Mario (il nome è di fantasia) è un 42enne tetraplegico. Alla decisione del Tribunale di Ancona, che ha respinto il suo ricorso contro l’Azienda sanitaria marchigiana, alla quale chiedeva di accedere al suicidio assistito, ha reagito con incredulità. “Perché se la Corte Costituzionale ha stabilito che è legale, a me viene invece vietato?”.
Le sue parole sono state riportate dall’avvocato Filomena Gallo dell’Associazione Luca Coscioni: “Per me questa non è più vita, ma pura sopravvivenza. Per questo ho fatto richiesta di accesso al suicidio assistito. E ho scelto di farlo in Italia, per poter essere circondato dai miei affetti”.

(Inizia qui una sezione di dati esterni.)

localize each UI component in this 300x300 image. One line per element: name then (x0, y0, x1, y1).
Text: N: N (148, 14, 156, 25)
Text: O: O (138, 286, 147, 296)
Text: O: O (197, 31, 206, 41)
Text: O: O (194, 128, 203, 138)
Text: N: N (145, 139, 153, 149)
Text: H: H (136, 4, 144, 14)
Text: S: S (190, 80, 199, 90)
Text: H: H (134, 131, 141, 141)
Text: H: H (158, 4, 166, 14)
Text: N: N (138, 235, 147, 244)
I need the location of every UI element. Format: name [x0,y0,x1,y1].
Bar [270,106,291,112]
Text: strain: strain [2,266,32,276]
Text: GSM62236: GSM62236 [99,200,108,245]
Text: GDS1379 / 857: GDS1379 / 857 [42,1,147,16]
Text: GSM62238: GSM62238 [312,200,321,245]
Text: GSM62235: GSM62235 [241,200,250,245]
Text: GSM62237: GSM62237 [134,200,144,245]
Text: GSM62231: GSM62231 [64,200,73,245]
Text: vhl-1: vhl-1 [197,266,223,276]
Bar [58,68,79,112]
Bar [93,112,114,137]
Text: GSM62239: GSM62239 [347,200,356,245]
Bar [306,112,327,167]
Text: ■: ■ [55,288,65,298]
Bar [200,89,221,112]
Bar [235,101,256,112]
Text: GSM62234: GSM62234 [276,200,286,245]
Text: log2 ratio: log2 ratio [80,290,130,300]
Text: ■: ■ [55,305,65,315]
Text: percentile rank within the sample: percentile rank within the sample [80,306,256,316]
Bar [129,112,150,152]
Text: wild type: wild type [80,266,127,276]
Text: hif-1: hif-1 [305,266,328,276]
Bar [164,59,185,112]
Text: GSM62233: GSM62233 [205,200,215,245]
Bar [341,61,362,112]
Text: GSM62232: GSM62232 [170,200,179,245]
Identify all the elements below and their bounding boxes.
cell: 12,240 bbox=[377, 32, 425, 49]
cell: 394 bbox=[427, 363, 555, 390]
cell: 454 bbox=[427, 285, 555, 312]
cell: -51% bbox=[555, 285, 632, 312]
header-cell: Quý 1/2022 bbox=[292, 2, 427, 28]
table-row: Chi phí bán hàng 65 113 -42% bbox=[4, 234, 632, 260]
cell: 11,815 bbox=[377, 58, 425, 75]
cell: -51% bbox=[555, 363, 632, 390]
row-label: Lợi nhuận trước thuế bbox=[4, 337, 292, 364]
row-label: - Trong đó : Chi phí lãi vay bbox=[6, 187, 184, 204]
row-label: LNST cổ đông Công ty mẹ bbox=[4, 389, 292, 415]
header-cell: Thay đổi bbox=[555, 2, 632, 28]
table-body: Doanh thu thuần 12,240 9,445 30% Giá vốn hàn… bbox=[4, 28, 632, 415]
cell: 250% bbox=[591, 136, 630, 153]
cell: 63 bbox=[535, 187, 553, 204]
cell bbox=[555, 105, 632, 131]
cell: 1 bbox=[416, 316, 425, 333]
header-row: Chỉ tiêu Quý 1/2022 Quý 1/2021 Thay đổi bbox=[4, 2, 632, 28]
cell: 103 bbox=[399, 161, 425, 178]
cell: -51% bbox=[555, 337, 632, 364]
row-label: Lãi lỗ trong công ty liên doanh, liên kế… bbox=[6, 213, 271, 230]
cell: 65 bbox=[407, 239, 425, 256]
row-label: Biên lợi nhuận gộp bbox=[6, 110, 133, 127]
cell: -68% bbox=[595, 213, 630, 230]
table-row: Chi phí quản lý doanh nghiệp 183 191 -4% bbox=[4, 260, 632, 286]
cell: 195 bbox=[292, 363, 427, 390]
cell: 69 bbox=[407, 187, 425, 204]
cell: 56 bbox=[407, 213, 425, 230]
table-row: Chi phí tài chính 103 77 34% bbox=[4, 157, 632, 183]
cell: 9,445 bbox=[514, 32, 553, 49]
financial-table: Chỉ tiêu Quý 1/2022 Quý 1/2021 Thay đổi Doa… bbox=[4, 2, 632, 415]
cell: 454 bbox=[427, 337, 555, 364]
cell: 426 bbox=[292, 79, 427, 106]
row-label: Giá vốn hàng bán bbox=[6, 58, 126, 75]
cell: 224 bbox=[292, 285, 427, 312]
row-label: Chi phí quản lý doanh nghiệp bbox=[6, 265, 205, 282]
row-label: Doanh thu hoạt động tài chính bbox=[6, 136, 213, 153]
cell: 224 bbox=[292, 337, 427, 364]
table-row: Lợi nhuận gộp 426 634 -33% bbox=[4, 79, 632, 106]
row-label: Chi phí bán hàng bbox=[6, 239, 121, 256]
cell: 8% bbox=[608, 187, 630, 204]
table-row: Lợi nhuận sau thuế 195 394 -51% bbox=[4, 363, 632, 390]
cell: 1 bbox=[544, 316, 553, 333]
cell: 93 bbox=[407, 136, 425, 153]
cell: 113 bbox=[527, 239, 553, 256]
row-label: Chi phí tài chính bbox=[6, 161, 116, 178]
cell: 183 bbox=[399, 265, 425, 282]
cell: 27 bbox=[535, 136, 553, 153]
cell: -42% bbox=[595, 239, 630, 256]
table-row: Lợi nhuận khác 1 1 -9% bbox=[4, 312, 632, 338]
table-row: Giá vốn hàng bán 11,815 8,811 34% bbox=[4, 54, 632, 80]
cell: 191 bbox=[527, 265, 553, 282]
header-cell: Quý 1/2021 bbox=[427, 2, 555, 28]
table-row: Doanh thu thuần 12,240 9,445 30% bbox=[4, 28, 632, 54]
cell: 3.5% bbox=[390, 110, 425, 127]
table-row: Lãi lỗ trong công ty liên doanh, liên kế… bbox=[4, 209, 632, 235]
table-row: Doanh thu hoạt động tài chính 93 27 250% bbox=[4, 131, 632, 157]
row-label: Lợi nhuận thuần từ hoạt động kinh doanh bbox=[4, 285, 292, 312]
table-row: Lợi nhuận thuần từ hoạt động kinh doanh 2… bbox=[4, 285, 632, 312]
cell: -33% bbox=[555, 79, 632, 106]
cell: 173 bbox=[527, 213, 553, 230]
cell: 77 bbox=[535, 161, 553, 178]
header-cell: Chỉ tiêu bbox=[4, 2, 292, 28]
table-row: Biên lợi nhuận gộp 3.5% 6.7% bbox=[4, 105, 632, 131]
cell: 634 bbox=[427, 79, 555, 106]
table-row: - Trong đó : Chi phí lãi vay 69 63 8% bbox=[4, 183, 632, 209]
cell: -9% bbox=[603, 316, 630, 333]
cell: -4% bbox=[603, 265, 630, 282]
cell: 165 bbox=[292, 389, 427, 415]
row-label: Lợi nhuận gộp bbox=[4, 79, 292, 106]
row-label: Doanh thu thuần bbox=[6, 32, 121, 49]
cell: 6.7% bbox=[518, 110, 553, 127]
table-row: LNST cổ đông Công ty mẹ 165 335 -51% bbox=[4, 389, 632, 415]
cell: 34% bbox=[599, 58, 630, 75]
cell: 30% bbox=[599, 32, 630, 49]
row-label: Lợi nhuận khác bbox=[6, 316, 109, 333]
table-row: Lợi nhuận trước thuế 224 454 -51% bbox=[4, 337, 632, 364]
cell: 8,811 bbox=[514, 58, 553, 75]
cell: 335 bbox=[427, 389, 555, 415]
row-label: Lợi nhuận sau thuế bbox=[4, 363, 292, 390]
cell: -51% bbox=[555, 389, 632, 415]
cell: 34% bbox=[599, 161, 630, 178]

“Il Tribunale di Ancona – riferisce il legale dell’uomo, immobilizzato da oltre 10 anni per un incidente stradale – ha negato a Mario la possibilità di accedere alla morte assistita in Italia. Il Tribunale, pur riconoscendo che il paziente ha i requisiti previsti dalla Corte Costituzionale nella sentenza 242/19 sul cosiddetto Caso Cappato/Dj Fabo, afferma che “non sussistono motivi per ritenere che, individuando le ipotesi in cui l’aiuto al suicidio può oggi ritenersi lecito, la Corte abbia fondato anche il diritto del paziente, ove ricorrano tali ipotesi, a ottenere la collaborazione dei sanitari nell’attuare la sua decisione di porre fine alla propria esistenza”; “né può ritenersi che il riconoscimento dell’invocato diritto sia diretta conseguenza dell’individuazione della nuova ipotesi di non punibilità”.
“Con questo provvedimento – ha proseguito Gallo – il Tribunale di Ancona disconosce la sentenza della Consulta sul caso Cappato”.
Mario e i suoi legali avevano chiesto al giudice di civile di acclarare le sue condizioni di salute, ma questa verifica – hanno denunciato – non è mai stata effettuata. Sarebbe stata la prima volta in Italia che a un malato veniva concesso il diritto ad assumere un farmaco letale con assistenza medica. Questa possibilità è garantita dalla sentenza Cappato emessa dalla Corte costituzionale nel novembre del 2019. L’attivista radicale, che aveva accompagnato a morire Dj Fabo in una clinica svizzera, non era punibile. E con questo verdetto la Consulta si era pronunciata anche sui possibili casi futuri.
Mario non si arrende e ai suoi legali ha detto: “Andiamo avanti, non posso accettare che prolunghino la mia sofferenza”.
Una lettera al premier Draghi l’ha già spedita. Altre due, rivolte al ministro della Salute e a quello della Giustizia, sono in partenza. La richiesta di Mario è che il Parlamento intervenga al più presto sul fine vita.